Ya en el siglo IX, la fiesta de san Mauricio y de sus compañeros mártires de la Legio felix Agaunensis era celebrada en Roma y en toda la cristiandad. Merece destacarse el hecho de que el ceremonial de la coronación de los emperadores, compuesto hacia el siglo XI, determina que el Papa corone al emperador en la basílica de San Pedro, en el altar de San Mauricio, invocando su protección sobre el Ejército “romano y teutónico”.

Según refiere el citado Euquero, fue san Teodoro, obispo del Valais, quien hizo exhumar los restos de los mártires tebanos, levantando en su honor una pequeña basílica, de la cual se han encontrado huellas en excavaciones efectuadas en el pasado siglo, como también de otros santuarios levantados en aquellos parajes.

Los mártires de la Legión Tebana fueron venerados por todas partes, y de ellos hay reliquias en infinidad de iglesias, como en Viena, San Cugat del Valles, El Escorial, en la catedral de Toledo, etc. En Francia sesenta y dos municipios llevan el nombre de Saint-Maurice.

Hasta las armas de este santo fueron objeto de veneración. Carlos Martel quiso servirse de la lanza de san Mauricio y de su morrión cuando presentó batalla a los sarracenos en Poitiers. Los duques de Saboya, en cuyo territorio está comprendido el lugar de su martirio, llevaron siempre el anillo de este santo como una de las más preciosas señales de su soberanía.

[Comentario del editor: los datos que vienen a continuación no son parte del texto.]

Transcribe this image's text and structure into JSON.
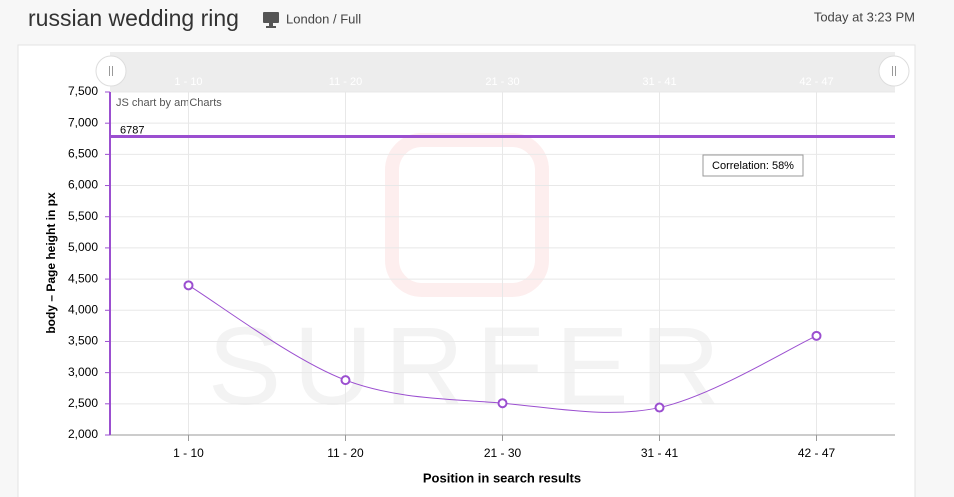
{
  "header": {
    "title": "russian wedding ring",
    "location": "London / Full",
    "timestamp": "Today at 3:23 PM"
  },
  "chart_data": {
    "type": "line",
    "credit": "JS chart by amCharts",
    "watermark": "SURFER",
    "x_label": "Position in search results",
    "y_label": "body – Page height in px",
    "annotation": "Correlation: 58%",
    "reference_line": {
      "value": 6787,
      "color": "#9b4fd0"
    },
    "categories": [
      "1 - 10",
      "11 - 20",
      "21 - 30",
      "31 - 41",
      "42 - 47"
    ],
    "series": [
      {
        "color": "#9b4fd0",
        "values": [
          4400,
          2880,
          2510,
          2440,
          3590
        ]
      }
    ],
    "ylim": [
      2000,
      7500
    ],
    "yticks": [
      {
        "value": 2000,
        "label": "2,000"
      },
      {
        "value": 2500,
        "label": "2,500"
      },
      {
        "value": 3000,
        "label": "3,000"
      },
      {
        "value": 3500,
        "label": "3,500"
      },
      {
        "value": 4000,
        "label": "4,000"
      },
      {
        "value": 4500,
        "label": "4,500"
      },
      {
        "value": 5000,
        "label": "5,000"
      },
      {
        "value": 5500,
        "label": "5,500"
      },
      {
        "value": 6000,
        "label": "6,000"
      },
      {
        "value": 6500,
        "label": "6,500"
      },
      {
        "value": 7000,
        "label": "7,000"
      },
      {
        "value": 7500,
        "label": "7,500"
      }
    ],
    "grid": true
  }
}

También hay una orden militar, fundada en 1434 por Amadeo VIII, primer duque de Saboya, que está encomendada a san Mauricio, gran protector de esta casa. Carlos Manuel la refundó posteriormente como Orden de San Lázaro. La Orden del Toisón de Oro le tiene igualmente por patrono, lo que explicaría la devoción que le profesaba Felipe II

 

[1] Año Cristiano, tomo III (julio-septiembre), pág. 758ss (Madrid 1959). Corresponde al número 185 de la Biblioteca de Autores Cristianos.

[2] Como señalábamos en la nota de los santos Adventor, Octavio y Solutor de Turín, la Legión Tebana famosa por su bravura y sus éxitos, estaba acantonada en Tebas (Egipto) antes de ser trasladada a Aelia Capitolina, la actual Jerusalén, donde tres de sus principales oficiales, Mauricio, Exuperio y Cándido, fueron convertidos al cristianismo por el obispo Himeneo.

[3] José (Martínez) de Espinosa, más conocido como fray José de Sigüenza (1544-1606), habitualmente citado como padre Sigüenza, fue un historiador, poeta y teólogo español a caballo entre los siglos XVI y XVII. Fue testigo de los hechos que dejó consignado en su obra Fundación del monasterio de El Escorial por Felipe II (1963), pág. 517.